第47章 Volo-千の時を越えて-
「母様の無念もこれで果たされただろう。『望み』は叶った。後は私が世界から消えるだけ…」
目を細め、切なげに笑む。
「みんなの所に行かなくちゃ」
冷たくなってしまった
仲間の元へ───。
「…ここ、まで…とは…」
声が聞こえた
肉塊となった筈の男の声が───。
後ろから、聞こえた────。
ドォンッ!
「!!」
《ギャアアアアア!!!》
一つの光が凄まじい速さで梨央の横を通過し、後ろにいた天照大御神を攻撃した。甲高い奇声を上げ、消滅する寸前で叫ぶ。
「天照大御神!私の血を纏え!」
まだ乾いていない床に広がる血溜まりに這いつくばって向かおうとする天照大御神だが…
《ガ…ガガ…》
その血すら、黒に呑まれて消えた。
「馬鹿な…血が無くなった!?」
血が無いことで天照大御神は消滅した。
「貴様の血が無ければ、アレは何も出来ん。ならば貴様ごと消すのが手っ取り早いとも考えたが…」
高速で心臓がバクバクと音を立てる。
「早々に殺してしまっては惜しいからな」
米神から流れる嫌な汗が頬を伝い、ポタリと地面に落下した。
「貴様の卍解、破らせてもらったぞ」
「っ!」
バッと後ろを振り向いた瞬間、身体に穴を空けられる。ゴボッと口から大量の血を吐き出す。
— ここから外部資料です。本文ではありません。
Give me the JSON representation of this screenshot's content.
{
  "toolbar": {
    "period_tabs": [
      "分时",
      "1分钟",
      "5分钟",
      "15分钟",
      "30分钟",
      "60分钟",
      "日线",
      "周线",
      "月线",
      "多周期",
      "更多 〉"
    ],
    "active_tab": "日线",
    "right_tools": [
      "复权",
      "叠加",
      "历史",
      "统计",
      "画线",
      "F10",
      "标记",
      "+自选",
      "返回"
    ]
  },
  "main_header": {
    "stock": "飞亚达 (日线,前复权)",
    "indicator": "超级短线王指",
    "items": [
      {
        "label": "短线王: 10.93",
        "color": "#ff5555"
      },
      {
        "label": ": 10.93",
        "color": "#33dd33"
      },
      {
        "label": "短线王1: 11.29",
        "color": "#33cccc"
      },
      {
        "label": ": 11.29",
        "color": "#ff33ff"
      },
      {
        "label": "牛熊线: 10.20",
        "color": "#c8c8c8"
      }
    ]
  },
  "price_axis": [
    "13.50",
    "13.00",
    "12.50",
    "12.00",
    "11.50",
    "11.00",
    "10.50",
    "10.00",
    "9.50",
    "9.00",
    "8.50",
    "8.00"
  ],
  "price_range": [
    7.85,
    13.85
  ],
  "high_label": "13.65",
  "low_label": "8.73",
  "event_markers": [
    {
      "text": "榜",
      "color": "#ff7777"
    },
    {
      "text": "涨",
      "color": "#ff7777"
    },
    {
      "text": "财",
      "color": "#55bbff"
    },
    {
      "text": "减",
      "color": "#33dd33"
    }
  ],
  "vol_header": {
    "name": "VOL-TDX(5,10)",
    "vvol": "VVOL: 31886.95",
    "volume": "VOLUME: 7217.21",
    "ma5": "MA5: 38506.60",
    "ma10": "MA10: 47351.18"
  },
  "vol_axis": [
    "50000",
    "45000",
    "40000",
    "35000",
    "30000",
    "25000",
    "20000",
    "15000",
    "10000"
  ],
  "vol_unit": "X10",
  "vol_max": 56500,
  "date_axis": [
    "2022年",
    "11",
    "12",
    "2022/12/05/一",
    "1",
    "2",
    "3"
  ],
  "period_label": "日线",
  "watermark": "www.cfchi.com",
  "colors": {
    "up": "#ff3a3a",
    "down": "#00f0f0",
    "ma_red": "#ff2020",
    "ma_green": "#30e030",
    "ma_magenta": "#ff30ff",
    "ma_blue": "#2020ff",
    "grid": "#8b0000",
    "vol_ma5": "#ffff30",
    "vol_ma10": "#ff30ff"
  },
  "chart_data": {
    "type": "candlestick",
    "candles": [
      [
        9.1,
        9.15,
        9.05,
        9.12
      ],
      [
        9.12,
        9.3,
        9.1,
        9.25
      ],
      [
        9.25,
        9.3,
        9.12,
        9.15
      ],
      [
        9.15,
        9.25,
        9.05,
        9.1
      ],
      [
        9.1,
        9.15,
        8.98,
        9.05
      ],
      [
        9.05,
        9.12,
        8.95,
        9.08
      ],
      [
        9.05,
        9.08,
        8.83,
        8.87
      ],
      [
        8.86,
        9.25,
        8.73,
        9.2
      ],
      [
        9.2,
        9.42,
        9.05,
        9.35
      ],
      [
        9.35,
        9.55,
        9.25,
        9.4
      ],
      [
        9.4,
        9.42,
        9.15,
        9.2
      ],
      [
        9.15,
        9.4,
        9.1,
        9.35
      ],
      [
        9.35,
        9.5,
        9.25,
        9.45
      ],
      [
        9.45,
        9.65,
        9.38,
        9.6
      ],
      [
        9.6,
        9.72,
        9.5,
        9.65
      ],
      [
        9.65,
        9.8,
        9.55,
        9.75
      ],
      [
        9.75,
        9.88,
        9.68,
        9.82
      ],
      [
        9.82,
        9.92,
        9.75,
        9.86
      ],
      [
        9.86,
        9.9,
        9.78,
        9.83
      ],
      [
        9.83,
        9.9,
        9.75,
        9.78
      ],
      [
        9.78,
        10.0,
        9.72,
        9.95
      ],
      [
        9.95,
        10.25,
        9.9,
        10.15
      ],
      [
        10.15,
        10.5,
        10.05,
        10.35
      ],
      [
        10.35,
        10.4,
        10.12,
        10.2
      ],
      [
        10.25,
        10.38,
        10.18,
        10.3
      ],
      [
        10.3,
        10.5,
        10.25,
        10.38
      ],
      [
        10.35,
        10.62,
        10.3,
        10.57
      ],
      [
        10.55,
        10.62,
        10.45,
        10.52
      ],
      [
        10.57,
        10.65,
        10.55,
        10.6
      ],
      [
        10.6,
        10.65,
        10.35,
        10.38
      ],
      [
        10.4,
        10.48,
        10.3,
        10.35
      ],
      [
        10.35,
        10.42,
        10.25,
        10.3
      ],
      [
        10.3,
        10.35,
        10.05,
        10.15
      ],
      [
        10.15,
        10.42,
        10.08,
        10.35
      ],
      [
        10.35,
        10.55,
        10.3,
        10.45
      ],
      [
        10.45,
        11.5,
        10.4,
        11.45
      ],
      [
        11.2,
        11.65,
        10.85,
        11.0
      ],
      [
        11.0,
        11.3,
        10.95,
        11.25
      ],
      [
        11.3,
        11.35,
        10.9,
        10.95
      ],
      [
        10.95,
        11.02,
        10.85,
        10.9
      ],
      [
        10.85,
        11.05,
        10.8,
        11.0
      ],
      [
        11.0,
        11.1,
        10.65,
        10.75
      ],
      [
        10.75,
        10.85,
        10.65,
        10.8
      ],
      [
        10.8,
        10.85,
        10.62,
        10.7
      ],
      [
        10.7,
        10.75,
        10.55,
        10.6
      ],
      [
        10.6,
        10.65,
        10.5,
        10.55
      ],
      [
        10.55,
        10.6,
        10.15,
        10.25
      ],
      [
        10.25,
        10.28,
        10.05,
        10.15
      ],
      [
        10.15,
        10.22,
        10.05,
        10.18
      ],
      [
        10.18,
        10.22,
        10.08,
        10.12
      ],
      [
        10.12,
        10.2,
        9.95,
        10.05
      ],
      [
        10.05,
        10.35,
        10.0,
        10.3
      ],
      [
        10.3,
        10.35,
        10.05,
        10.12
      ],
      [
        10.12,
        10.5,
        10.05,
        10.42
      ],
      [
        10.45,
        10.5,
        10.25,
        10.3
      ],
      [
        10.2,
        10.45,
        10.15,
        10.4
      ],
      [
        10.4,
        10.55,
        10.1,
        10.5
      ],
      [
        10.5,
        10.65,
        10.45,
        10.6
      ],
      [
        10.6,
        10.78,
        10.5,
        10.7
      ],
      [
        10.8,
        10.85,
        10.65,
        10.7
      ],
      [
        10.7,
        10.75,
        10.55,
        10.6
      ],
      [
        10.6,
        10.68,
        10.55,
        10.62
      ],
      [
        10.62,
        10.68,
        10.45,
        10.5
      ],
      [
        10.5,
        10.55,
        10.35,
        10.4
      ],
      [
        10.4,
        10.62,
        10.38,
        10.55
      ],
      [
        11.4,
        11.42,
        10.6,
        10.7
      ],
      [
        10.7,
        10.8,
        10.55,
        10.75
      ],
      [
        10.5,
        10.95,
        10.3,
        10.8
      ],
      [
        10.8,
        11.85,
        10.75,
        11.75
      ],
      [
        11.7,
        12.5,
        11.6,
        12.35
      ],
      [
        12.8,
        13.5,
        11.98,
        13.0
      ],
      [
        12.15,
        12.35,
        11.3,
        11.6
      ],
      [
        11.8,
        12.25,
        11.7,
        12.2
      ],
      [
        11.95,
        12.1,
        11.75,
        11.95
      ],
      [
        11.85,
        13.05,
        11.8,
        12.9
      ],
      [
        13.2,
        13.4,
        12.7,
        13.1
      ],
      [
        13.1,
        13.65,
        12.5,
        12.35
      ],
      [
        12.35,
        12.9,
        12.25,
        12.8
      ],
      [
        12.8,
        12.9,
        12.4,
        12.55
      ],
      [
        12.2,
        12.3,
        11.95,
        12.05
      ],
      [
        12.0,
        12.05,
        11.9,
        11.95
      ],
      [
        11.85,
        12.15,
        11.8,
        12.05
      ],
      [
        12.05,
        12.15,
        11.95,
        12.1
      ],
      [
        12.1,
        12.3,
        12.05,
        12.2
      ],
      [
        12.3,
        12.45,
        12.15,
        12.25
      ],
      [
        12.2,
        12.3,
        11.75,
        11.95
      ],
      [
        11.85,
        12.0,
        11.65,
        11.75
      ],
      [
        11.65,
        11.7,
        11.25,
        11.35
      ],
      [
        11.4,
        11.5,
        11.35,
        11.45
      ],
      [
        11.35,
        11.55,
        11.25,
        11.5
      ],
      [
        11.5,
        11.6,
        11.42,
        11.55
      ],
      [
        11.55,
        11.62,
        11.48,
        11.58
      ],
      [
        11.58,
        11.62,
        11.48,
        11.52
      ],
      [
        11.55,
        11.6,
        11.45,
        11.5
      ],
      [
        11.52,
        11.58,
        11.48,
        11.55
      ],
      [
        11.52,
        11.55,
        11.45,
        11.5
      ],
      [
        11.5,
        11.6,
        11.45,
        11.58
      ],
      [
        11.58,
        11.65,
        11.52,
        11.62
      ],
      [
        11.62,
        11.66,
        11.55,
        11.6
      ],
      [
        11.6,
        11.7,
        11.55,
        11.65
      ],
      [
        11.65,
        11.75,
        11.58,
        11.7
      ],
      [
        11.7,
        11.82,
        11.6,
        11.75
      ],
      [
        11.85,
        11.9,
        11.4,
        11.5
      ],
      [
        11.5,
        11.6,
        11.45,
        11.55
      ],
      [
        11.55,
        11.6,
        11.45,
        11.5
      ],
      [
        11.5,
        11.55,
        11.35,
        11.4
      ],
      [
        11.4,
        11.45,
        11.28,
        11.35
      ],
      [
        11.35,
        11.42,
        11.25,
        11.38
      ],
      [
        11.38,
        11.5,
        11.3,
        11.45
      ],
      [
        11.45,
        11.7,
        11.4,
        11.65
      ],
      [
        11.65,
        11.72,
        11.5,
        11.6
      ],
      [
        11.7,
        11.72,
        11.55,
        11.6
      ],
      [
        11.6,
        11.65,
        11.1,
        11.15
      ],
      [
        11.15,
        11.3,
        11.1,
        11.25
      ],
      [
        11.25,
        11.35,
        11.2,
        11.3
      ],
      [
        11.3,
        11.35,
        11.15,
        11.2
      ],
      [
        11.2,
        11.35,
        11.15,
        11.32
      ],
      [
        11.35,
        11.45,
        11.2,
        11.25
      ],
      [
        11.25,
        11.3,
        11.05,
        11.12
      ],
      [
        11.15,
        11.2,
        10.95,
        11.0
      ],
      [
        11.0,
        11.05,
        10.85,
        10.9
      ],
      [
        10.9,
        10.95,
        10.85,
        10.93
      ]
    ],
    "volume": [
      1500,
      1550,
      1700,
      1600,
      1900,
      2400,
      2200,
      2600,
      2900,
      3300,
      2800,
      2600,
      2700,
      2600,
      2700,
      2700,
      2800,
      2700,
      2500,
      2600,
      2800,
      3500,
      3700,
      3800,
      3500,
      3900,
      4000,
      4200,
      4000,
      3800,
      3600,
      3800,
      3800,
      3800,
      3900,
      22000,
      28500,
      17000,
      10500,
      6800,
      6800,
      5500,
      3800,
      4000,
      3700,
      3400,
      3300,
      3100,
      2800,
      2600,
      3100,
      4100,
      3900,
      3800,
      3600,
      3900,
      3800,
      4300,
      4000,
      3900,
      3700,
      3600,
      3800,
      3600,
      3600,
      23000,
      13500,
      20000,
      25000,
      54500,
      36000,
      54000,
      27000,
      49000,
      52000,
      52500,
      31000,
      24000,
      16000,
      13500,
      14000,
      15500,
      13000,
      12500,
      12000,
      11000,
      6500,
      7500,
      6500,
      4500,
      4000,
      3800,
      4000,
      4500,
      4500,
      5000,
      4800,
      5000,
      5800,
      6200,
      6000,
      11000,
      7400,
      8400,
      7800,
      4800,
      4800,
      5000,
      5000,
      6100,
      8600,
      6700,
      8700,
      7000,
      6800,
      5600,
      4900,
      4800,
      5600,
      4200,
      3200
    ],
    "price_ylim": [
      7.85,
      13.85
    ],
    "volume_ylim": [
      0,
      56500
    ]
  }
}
「私をここまで追い詰めたのは貴様が初めてだ!!だが“半分になった”貴様では私は殺せぬ!!」
そこに立っていたのは天照大御神に骨の髄までしゃぶり尽くされた筈のユーハバッハだった。
「…嘘、だろ…何で…死んで…ない…!」
「あれで死んだと思ったか?」
「!」
「あの程度で殺したと錯覚したか?」
梨央は苦しげに顔を歪め、憎悪を宿した眼でユーハバッハを鋭く睨み付ける。
「だから貴様は甘いのだ」
その男は、あの頃と同じ失望した眼で梨央を見た。